上司との話し合いで感じたことですが、自分ができること、できないことをしっかり伝えた方が良いのではないかと思いました。できないこと・辛いことを伝えるだけでなく、ではどこまではできるのか、またはどうすればできる範囲が増えるのかなどを含めて話し合うことが大切と感じました。

更に家事の工夫ですが、第一子出産前ごろから食材宅配サービスを利用していました。1週間で3500円程で、毎日の献立とその材料が毎日自宅のドア前まで届くというもので、オプションで追加すれば野菜はカット済のものにできます。献立を考える必要もなくレシピを見ながらカットされた食材を順に投入するだけで30分以内で食事が完成しますので、育休中のみならず復帰後も非常にありがたかったです。本当に簡単なのでそれまで料理はあまりできなかった夫も「プラモデルみたいに手順通りに作れる」と言って料理をしてくれるようになりました。これらの工夫により、第二子妊娠中は以前よりもスムーズに過ごすことができたのではないかと思います。

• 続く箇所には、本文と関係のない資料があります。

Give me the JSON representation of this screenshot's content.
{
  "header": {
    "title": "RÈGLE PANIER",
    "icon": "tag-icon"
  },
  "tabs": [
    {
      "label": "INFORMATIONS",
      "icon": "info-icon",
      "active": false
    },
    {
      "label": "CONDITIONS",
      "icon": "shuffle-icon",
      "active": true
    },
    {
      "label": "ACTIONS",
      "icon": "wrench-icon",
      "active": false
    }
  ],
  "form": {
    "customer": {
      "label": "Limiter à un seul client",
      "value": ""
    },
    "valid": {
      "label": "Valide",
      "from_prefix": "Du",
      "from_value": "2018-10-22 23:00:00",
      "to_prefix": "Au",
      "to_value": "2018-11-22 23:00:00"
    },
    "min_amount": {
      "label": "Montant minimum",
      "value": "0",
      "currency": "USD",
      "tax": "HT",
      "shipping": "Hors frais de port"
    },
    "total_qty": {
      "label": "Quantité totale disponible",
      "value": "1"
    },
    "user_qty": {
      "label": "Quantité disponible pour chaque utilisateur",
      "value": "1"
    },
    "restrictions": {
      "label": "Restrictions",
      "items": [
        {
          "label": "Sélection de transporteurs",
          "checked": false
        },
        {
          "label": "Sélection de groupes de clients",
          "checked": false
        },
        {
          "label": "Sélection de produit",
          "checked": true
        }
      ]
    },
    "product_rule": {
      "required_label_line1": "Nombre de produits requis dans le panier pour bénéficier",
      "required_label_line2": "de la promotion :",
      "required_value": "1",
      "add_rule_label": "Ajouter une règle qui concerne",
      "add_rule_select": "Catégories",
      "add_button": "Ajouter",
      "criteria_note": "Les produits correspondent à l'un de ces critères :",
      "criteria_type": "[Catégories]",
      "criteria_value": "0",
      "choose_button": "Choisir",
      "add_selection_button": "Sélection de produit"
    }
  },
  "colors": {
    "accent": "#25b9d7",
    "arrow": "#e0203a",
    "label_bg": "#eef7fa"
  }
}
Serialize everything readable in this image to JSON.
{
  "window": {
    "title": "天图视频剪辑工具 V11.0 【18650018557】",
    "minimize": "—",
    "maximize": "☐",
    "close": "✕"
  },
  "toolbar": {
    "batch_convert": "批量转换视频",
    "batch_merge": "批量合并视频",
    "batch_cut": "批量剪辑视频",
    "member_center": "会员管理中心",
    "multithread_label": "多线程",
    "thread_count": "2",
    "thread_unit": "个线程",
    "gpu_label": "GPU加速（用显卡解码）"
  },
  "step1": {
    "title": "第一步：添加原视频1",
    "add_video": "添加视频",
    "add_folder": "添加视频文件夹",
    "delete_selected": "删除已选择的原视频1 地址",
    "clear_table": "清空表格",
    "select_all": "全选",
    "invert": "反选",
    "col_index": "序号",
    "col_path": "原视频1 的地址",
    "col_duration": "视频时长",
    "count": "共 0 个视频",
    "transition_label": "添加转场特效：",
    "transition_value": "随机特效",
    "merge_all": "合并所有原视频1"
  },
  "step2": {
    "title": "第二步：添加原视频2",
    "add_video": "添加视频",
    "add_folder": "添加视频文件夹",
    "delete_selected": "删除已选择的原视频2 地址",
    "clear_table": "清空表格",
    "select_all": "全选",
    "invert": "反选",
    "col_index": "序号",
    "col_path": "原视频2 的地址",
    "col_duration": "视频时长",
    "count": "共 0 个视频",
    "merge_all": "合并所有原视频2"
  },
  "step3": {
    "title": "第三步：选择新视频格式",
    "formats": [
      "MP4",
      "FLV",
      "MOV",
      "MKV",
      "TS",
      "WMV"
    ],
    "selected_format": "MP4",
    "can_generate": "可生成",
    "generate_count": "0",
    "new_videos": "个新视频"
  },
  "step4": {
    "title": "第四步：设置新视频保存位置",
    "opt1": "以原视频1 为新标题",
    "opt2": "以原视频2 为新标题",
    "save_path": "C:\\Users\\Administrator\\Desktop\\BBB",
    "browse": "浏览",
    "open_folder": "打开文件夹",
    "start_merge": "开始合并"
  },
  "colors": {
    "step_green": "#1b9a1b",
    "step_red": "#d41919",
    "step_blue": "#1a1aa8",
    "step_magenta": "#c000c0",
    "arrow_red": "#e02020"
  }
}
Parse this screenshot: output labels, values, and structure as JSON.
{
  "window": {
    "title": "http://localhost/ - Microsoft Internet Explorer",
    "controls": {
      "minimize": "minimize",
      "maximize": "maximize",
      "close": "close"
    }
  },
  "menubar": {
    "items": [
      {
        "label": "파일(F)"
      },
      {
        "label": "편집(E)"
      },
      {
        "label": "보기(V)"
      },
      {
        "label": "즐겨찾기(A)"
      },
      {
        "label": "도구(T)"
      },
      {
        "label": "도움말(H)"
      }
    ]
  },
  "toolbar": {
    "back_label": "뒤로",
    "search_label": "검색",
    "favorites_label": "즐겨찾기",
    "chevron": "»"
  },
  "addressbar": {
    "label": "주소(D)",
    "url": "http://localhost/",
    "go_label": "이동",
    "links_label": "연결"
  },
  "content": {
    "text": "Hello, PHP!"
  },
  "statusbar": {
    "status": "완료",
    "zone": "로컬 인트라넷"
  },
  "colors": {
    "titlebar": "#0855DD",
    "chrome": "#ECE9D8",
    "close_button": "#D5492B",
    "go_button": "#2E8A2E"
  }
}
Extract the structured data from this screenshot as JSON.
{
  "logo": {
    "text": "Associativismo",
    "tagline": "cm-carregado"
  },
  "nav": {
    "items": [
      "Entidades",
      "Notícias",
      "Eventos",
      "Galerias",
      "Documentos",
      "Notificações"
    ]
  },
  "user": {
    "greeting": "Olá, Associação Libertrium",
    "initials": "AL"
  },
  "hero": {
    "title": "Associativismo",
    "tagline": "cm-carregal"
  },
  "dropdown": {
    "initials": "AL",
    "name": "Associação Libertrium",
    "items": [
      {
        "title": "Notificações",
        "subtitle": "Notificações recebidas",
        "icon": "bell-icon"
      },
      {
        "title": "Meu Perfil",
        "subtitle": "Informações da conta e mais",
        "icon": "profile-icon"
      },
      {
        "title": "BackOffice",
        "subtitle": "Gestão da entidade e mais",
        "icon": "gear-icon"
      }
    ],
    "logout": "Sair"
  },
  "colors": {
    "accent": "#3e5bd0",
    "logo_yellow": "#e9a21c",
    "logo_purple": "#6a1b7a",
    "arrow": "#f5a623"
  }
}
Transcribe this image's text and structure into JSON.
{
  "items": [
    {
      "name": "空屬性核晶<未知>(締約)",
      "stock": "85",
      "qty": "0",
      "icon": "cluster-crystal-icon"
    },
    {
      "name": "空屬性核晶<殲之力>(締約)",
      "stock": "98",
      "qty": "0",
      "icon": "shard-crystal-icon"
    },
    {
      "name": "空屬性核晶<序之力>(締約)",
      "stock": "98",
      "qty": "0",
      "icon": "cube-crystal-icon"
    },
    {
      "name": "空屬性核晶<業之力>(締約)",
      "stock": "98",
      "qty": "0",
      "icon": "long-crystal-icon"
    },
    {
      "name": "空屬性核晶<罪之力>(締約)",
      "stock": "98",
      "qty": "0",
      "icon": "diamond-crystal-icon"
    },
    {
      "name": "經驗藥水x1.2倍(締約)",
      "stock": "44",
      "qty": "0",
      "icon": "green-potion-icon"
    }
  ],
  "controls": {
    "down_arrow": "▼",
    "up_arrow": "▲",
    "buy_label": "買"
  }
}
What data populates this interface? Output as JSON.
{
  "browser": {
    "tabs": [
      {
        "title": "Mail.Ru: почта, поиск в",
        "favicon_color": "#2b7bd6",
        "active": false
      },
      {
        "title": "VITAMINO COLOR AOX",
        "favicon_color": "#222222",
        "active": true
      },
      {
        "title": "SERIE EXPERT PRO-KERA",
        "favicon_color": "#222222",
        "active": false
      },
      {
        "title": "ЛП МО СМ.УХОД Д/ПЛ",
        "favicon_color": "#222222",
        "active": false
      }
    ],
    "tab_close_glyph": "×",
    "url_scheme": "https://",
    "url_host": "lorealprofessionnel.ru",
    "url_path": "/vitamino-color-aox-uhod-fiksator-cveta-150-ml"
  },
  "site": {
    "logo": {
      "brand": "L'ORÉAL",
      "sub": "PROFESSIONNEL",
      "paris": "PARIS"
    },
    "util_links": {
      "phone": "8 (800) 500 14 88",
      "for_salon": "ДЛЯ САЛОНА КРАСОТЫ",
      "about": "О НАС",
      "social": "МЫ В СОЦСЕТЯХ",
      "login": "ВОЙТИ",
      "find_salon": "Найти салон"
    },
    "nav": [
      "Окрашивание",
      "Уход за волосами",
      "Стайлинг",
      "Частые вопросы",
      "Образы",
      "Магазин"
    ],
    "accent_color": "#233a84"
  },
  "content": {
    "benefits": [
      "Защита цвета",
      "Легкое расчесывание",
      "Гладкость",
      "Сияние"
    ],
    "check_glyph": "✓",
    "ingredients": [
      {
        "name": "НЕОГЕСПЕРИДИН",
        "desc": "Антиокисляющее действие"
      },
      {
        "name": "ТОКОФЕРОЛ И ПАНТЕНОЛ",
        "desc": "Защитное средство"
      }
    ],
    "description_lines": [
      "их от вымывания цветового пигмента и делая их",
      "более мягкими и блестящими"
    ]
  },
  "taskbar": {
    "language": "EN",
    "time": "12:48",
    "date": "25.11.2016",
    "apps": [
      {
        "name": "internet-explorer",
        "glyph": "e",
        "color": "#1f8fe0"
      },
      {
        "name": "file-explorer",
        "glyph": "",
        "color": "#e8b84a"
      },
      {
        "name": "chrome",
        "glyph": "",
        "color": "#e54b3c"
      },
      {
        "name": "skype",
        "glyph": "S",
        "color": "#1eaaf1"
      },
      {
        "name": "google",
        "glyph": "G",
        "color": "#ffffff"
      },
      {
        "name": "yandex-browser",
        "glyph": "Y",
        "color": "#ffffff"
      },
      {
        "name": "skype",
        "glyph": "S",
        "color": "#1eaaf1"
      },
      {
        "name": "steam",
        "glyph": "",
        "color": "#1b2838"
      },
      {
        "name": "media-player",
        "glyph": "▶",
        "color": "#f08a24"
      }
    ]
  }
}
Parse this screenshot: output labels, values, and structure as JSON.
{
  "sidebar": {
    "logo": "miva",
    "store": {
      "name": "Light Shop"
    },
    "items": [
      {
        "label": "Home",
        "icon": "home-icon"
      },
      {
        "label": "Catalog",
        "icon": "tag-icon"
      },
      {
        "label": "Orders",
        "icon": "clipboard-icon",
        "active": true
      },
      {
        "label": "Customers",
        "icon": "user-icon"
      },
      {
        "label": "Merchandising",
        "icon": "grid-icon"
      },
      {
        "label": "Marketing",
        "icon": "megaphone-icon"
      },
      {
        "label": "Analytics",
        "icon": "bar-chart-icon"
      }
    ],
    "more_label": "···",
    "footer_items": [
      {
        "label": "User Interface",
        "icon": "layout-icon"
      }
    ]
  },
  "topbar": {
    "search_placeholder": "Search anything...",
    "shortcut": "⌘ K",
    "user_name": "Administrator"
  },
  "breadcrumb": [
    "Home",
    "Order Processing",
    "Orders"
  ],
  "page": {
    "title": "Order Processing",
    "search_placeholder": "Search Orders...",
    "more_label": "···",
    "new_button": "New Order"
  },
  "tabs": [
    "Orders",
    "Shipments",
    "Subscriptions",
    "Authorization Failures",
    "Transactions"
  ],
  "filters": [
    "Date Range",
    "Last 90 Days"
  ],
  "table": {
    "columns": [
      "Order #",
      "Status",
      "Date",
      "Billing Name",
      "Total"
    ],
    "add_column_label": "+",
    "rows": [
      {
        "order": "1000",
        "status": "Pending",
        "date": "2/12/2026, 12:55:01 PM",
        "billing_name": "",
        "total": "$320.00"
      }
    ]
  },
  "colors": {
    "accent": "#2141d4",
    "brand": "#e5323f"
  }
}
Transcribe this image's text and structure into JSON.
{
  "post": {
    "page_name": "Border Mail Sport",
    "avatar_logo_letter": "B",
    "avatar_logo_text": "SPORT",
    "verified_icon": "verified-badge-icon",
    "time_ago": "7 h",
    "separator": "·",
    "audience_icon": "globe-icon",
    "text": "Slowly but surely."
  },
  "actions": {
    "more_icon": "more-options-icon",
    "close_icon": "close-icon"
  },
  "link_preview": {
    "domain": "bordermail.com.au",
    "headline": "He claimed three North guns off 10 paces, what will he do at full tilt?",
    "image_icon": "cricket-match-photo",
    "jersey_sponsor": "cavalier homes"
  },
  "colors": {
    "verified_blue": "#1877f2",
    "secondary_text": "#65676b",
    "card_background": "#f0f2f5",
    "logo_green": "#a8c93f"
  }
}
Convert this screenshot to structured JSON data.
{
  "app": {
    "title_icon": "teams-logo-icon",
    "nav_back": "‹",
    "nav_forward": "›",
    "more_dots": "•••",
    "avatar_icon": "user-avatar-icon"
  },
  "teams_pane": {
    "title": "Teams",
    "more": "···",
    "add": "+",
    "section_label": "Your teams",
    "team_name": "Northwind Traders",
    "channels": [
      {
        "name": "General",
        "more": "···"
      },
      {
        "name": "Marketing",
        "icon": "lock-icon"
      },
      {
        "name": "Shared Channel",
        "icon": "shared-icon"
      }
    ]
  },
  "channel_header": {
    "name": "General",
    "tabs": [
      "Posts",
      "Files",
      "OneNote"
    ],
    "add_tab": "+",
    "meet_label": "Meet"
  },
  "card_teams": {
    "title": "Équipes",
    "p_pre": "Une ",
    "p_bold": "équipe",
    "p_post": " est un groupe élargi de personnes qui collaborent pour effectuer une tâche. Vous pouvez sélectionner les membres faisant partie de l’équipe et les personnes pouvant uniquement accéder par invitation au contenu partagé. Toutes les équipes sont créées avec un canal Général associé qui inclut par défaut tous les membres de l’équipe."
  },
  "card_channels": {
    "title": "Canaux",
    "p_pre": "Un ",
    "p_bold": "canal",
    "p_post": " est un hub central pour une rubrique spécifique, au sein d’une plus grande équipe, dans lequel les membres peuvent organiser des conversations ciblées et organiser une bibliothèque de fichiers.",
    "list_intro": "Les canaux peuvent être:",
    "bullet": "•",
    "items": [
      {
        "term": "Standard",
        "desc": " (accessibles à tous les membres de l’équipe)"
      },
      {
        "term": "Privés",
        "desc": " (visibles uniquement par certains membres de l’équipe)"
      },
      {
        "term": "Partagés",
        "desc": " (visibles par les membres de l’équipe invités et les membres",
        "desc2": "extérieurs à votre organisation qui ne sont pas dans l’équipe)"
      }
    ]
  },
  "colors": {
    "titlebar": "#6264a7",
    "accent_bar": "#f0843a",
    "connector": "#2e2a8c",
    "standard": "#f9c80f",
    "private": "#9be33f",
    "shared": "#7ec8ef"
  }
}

第一子妊娠中は復帰後に仕事を続けられるかどうかや育休のブランクがあることで仕事についていけるかなど心配もありましたが、復帰後は「とにかくできる限りやってみよう」という気持ちでやってみると案外普通に仕事に戻れたと思います。また、これは今思えば上司が私の医師としてのキャリアを考えてくれたことによると思うのですが、サブスペシャリティ領域の認定医資格を取得できたことで、第二子を出産して育休で休んでも十分に復帰できるという自信もできたのでその後も基幹病院での仕事を続けられたと思います。当時の上司や同僚にはとても感謝しています。また、自身の経験から、妊娠中や復帰後の同僚に対してすすんで協力したり仕事を負担するよう心がけています。

体調や職場の状況など、それぞれ差があるとは思いますが、私の体験が少しでも参考になりましたら幸いです。